A random assortment of my daily activities and ponderings. Maybe it will be boring, maybe it will be mind-blowingly exhiliarting. It is a grand experiment in exploring the brilliance of this thing those crazy kids are calling the "World Wide Web".

Friday, January 23, 2009

How Stuff Works- really!

So I'm a big dork and, subsequently, a big fan of howstuffworks.com. I'll admit however that I'm much more accustomed to seeing daily articles about "How Wingsuit Flying Works", "How an EPIRB Distress Radio Works", or "How Hallucinogenic Frogs Work" than some featured recently....like "How Death Works". Really?

Even more intriguing was their attempt at "How Women Work". I'll be the first to tell you that it is not light reading to learn how it's going to feel to separate your soul from your body. It was interesting to learn why my fellow females and I experience "emotional distress" and desire to look like Barbie dolls. Hmmmmmm...

Wednesday, January 21, 2009

My Path to Enlightenment

A couple of words about the Yoga classes that Shanna, Heather and I tried out for 10 days.

1.Hot Yoga is hot- like sweat pouring off of your body so quickly that if it wasn’t rolling from your forehead into your eyes it might be easy to assume you were wetting yourself quite terribly kind of hot.

2.When you’re trying to sink into obscurity in the back of the room you should know that the mirrors are at the front of the room. Ohhhhhhhhh.

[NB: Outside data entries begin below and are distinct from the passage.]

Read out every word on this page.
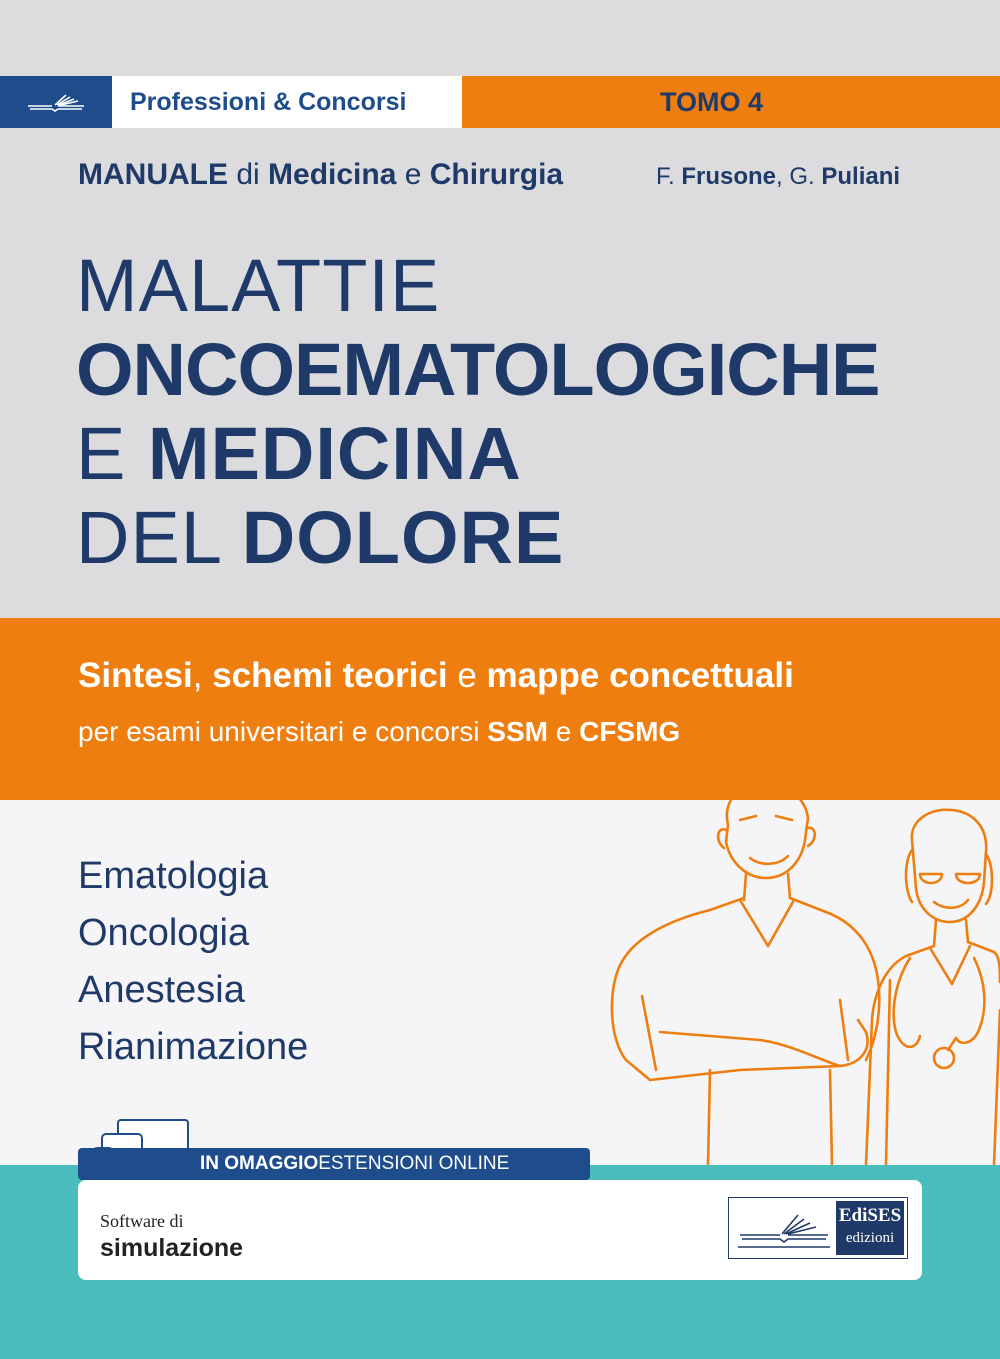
Professioni & Concorsi	TOMO 4
MANUALE di Medicina e Chirurgia	F. Frusone, G. Puliani
MALATTIE
ONCOEMATOLOGICHE
E MEDICINA
DEL DOLORE
Sintesi, schemi teorici e mappe concettuali
per esami universitari e concorsi SSM e CFSMG
Ematologia
Oncologia
Anestesia
Rianimazione
IN OMAGGIO ESTENSIONI ONLINE
Software di
simulazione
EdiSES
edizioni
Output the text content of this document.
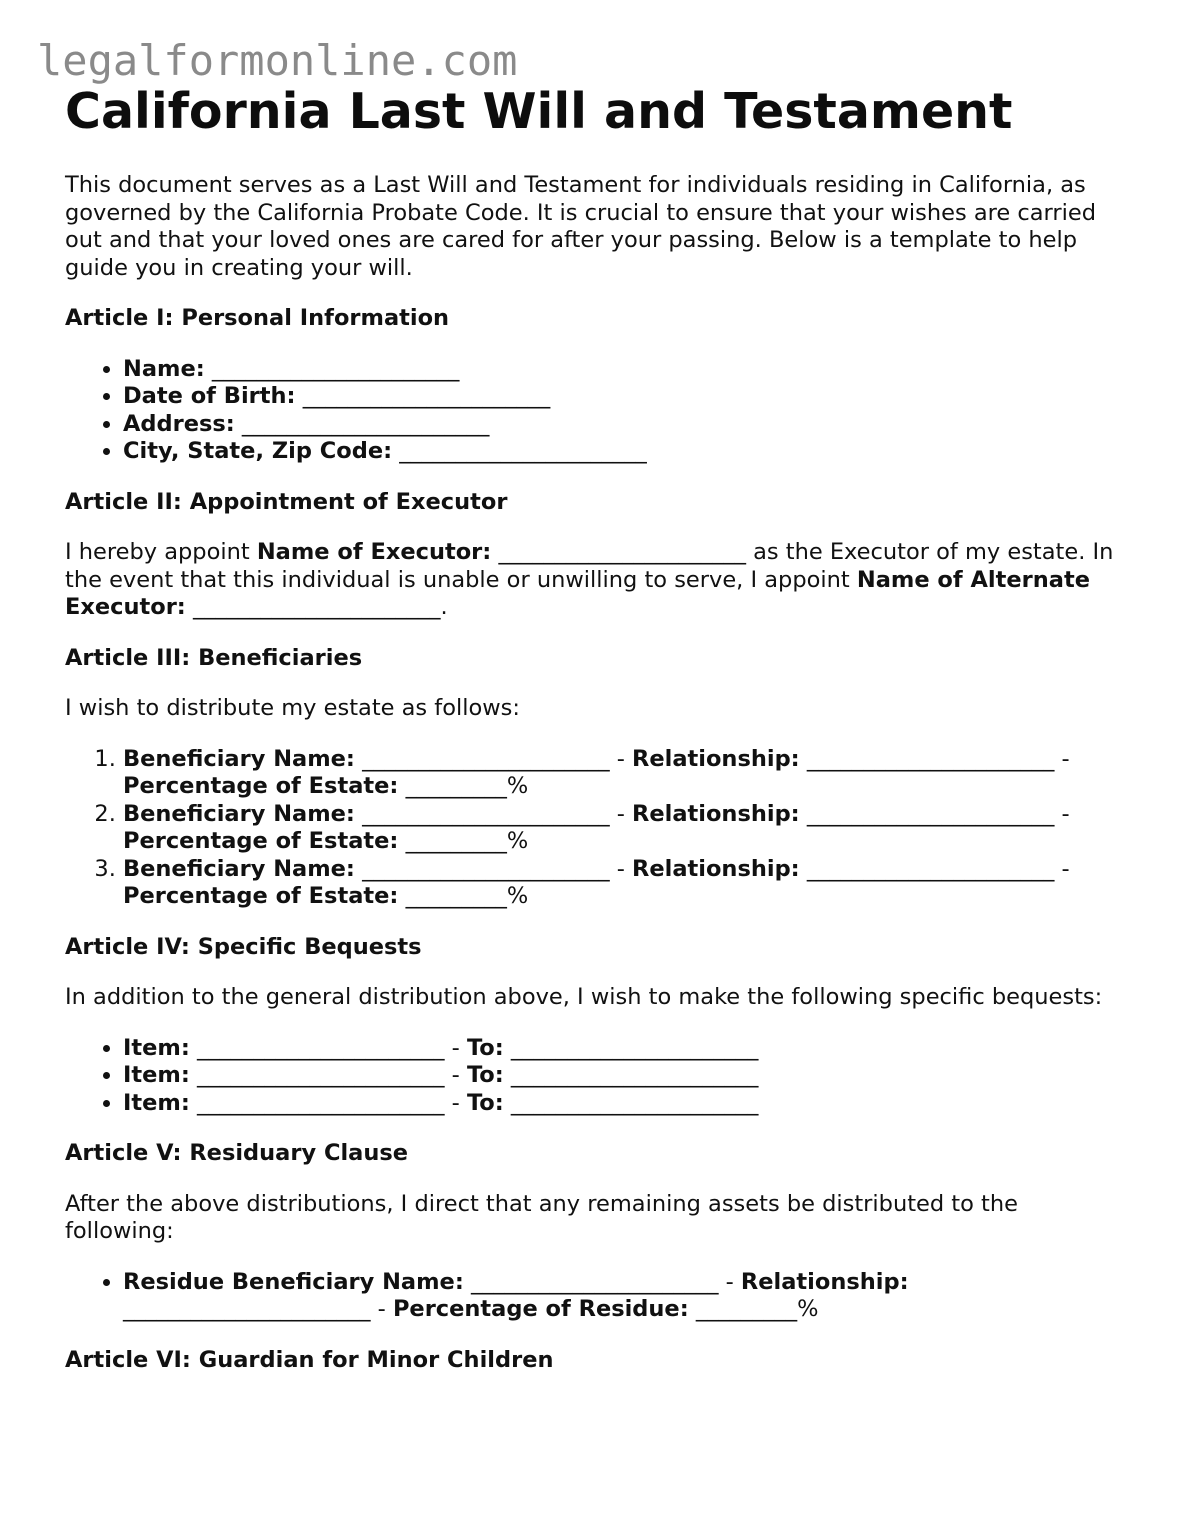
legalformonline.com
California Last Will and Testament

This document serves as a Last Will and Testament for individuals residing in California, as governed by the California Probate Code. It is crucial to ensure that your wishes are carried out and that your loved ones are cared for after your passing. Below is a template to help guide you in creating your will.

Article I: Personal Information
• Name: ______________________
• Date of Birth: ______________________
• Address: ______________________
• City, State, Zip Code: ______________________
Article II: Appointment of Executor

I hereby appoint Name of Executor: ______________________ as the Executor of my estate. In the event that this individual is unable or unwilling to serve, I appoint Name of Alternate Executor: ______________________.

Article III: Beneficiaries

I wish to distribute my estate as follows:

1. Beneficiary Name: ______________________ - Relationship: ______________________ - Percentage of Estate: _________%
2. Beneficiary Name: ______________________ - Relationship: ______________________ - Percentage of Estate: _________%
3. Beneficiary Name: ______________________ - Relationship: ______________________ - Percentage of Estate: _________%
Article IV: Specific Bequests

In addition to the general distribution above, I wish to make the following specific bequests:

• Item: ______________________ - To: ______________________
• Item: ______________________ - To: ______________________
• Item: ______________________ - To: ______________________
Article V: Residuary Clause

After the above distributions, I direct that any remaining assets be distributed to the following:

• Residue Beneficiary Name: ______________________ - Relationship:
______________________ - Percentage of Residue: _________%
Article VI: Guardian for Minor Children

3.No matter how confidently and soothingly the instructor says things like “in this pose, the blood is pooling in your abdomen” or “by twisting you are rinsing the toxins out of your spine” or “feel the stretch through every organ” they are still clearly and categorically lying to you. (Did any of those sound comforting to you anyway??) Sure, sure, it’s all “mental” but I can guarantee you that, in cases of blood pooling, spine toxins, and organ stretching…biology wins.

4.This goes out to the rather attractive 30-something man that could balance his whole body, to the side of him, on one arm with his legs contorted into an incredibly inhuman position—you are amazing.

5.This goes out to the instructor that tried to push on my sweaty back to help straighten one of my postures—stop touching me.

6.Yoga in the dark = very soothing exercise (and no one can see that you’re a beginner!). Even better is Yoga in the dark with a mix tape in the background, filled with inspiring music that, in combo with your ridiculous poses, makes you feel like you’re in some sort of crazy drama/action adventure film! Am I in “low cobra” or am I Tom Cruise, avoiding floor motion detectors in Mission Impossible? Am I in “half warrior” or am I bracing for battle in Pirates of the Caribbean? Am I a “camel” or am I Tim Robbins soaking in the freedom of the rain in Shawshank Redemption?? Reality was blurred, you get my point.

7.Finally, and most importantly, thank goodness for child’s pose.

Tuesday, January 13, 2009

Birds

As I was driving home I saw a huge V of birds flying due west and I thought, maybe someone should tell them they're going the wrong way. And then I thought, the only great things about birds are 1) their amazingly innate sense of migratory direction and 2) once a year, they leave. I think they can probably handle it.

Facebook Ads

As part of my long-running personal history of extending more of my precious curiosity to concern myself with the ads, layout, and peculiarities of a website than its actual content, my eyes drifted to the Facebook Ads on my friend's page today. I really have nothing of note to say except the three ads were for the following: Lifetime Movie Network, fast and affordable paternity tests, and a fancy hotel on the Mediterranean.

I got to thinking about how everything is connected. Really those three ads could all work on the same person, in reverse order, to produce a rather interesting life sequence.